To his credit, let it be recorded, he did make an effort. Against all the forces of nature, against his twenty-three years and the red blood pulsing in his veins, against the fumes of the midsummer moonlight encompassing him and the voices of the stars, against the demons of poetry and romance and mystery chanting their witches’ music in his ears, against the marvel and the glory of her as she stood beside him, clothed in the purple of the night, Flight Commander Raffleton fought the good fight for common sense.

Young persons who, scantily clad, go to sleep on the heather, five miles from the nearest human habitation, are to be avoided by well-brought-up young officers of His Majesty’s Aerial Service. The incidence of their being uncannily beautiful and alluring should serve as an additional note of warning. The girl had had a row with her mother and wanted to get away. It was this infernal moonlight that was chiefly responsible. No wonder dogs bayed at it. He almost fancied he could hear one now. Nice, respectable, wholesome-minded things, dogs. No damned sentiment about them. What if he had kissed her! One is not bound for life to every woman one kisses. Not the first time she had been kissed, unless all the young men in Brittany were blind or white blooded. All this pretended innocence and simplicity! It was just put on. If not, she must be a lunatic. The proper thing to do was to say good-bye with a laugh and a jest, start up his machine and be off to England–dear old practical, merry England, where he could get breakfast and a bath.

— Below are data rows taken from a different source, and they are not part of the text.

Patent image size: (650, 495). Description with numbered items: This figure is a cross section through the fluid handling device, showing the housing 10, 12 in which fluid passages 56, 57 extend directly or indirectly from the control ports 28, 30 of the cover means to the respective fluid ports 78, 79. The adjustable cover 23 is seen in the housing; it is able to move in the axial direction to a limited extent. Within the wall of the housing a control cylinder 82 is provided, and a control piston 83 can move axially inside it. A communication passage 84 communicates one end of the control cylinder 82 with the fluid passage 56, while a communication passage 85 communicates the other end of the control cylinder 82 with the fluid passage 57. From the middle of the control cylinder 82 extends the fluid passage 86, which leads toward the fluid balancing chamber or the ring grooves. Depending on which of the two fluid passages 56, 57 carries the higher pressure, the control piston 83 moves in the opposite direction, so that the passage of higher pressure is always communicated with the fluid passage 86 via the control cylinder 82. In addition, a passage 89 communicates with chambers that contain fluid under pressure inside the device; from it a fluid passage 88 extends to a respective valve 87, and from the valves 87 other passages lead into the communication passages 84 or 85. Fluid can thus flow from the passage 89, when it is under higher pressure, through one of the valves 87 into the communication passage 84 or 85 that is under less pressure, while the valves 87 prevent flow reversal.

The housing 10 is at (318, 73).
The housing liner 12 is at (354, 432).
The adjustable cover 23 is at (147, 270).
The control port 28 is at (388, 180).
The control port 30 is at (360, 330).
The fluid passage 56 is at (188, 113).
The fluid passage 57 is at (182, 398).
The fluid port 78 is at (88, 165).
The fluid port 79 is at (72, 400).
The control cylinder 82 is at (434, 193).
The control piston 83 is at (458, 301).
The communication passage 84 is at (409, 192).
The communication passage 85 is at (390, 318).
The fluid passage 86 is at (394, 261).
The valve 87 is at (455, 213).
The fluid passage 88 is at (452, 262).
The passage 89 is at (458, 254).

It wasn’t a fair fight; one feels it. Poor little prim Common Sense, with her defiant, turned-up nose and her shrill giggle and her innate vulgarity. And against her the stillness of the night, and the music of the ages, and the beating of his heart.

So it all fell down about his feet, a little crumbled dust that a passing breath of wind seemed to scatter, leaving him helpless, spellbound by the magic of her eyes.

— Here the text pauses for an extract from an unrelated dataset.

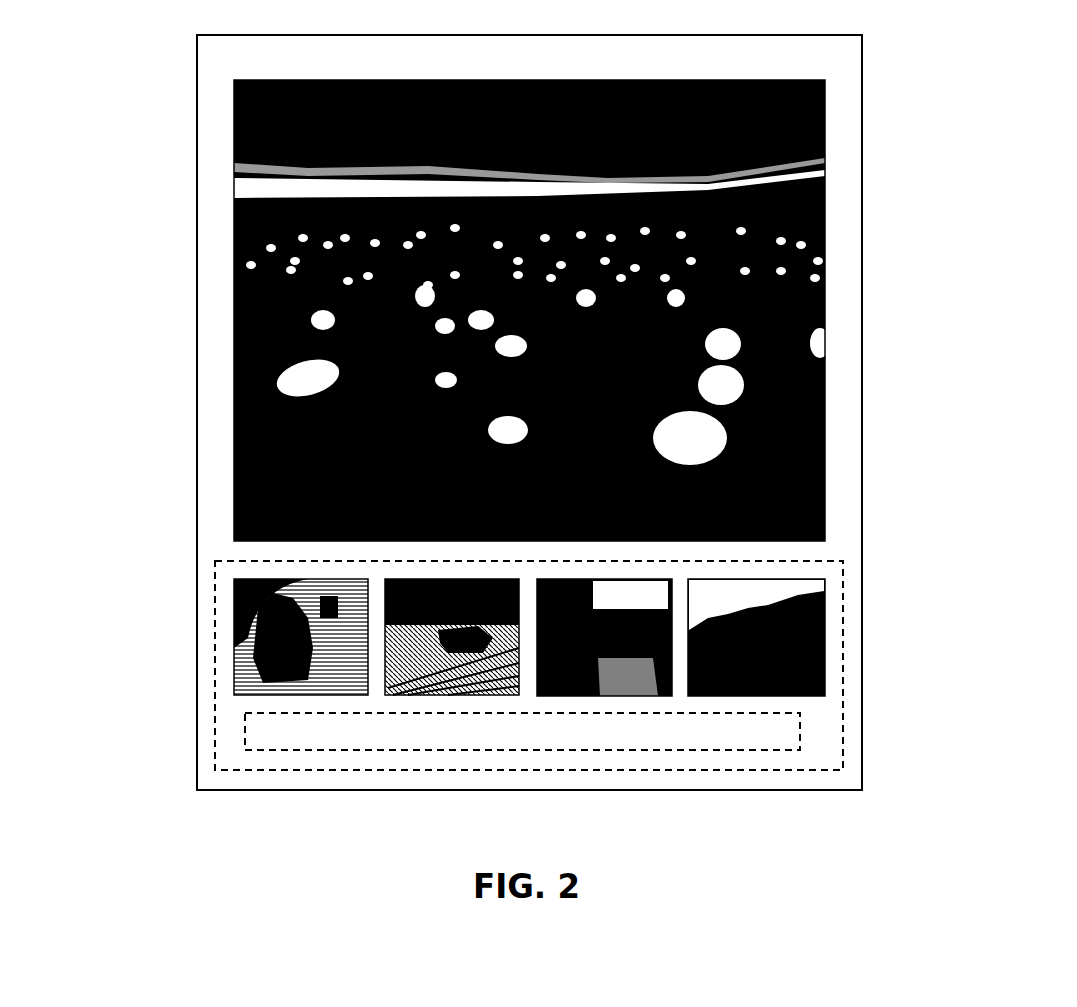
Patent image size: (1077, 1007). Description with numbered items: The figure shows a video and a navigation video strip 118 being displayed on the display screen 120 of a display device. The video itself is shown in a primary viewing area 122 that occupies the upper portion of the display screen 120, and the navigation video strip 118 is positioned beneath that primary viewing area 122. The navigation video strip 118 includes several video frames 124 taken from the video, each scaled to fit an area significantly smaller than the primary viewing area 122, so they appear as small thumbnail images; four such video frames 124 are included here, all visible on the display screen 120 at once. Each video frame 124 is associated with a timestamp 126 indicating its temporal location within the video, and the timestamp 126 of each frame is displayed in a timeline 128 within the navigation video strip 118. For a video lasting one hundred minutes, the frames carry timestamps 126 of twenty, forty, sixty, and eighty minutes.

“Who are you?” he asked her.

“Malvina,” she answered him. “I am a fairy.”

III. HOW COUSIN CHRISTOPHER BECAME MIXED UP WITH IT.

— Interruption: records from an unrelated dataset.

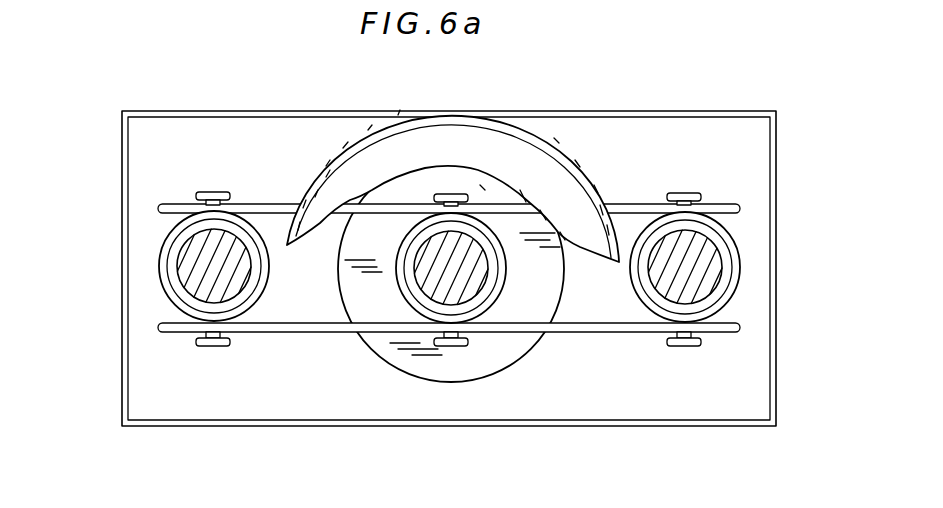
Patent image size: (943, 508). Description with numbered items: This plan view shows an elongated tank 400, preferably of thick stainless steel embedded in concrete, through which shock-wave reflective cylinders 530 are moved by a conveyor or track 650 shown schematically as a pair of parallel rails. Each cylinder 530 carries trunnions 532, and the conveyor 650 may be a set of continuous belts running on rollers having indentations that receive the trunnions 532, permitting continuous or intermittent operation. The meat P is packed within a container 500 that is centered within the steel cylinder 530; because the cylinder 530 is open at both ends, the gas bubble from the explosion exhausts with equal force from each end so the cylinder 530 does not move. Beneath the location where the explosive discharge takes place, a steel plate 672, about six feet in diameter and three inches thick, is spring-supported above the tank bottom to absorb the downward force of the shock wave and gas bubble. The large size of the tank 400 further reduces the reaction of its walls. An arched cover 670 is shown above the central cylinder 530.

The elongated tank 400 is at (775, 410).
The container 500 is at (450, 270).
The cylinder 530 is at (164, 288).
The trunnions 532 is at (222, 347).
The conveyor or track 650 is at (267, 204).
The cover 670 is at (396, 110).
The steel plate 672 is at (470, 370).
The meat P is at (200, 267).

It did just occur to him that maybe he had not made that descent quite as successfully as he had thought he had; that maybe he had come down on his head; that in consequence he had done with the experiences of Flight Commander Raffleton and was now about to enter on a new and less circumscribed existence. If so, the beginning, to an adventuresome young spirit, seemed promising. It was Malvina’s voice that recalled him from this train of musing.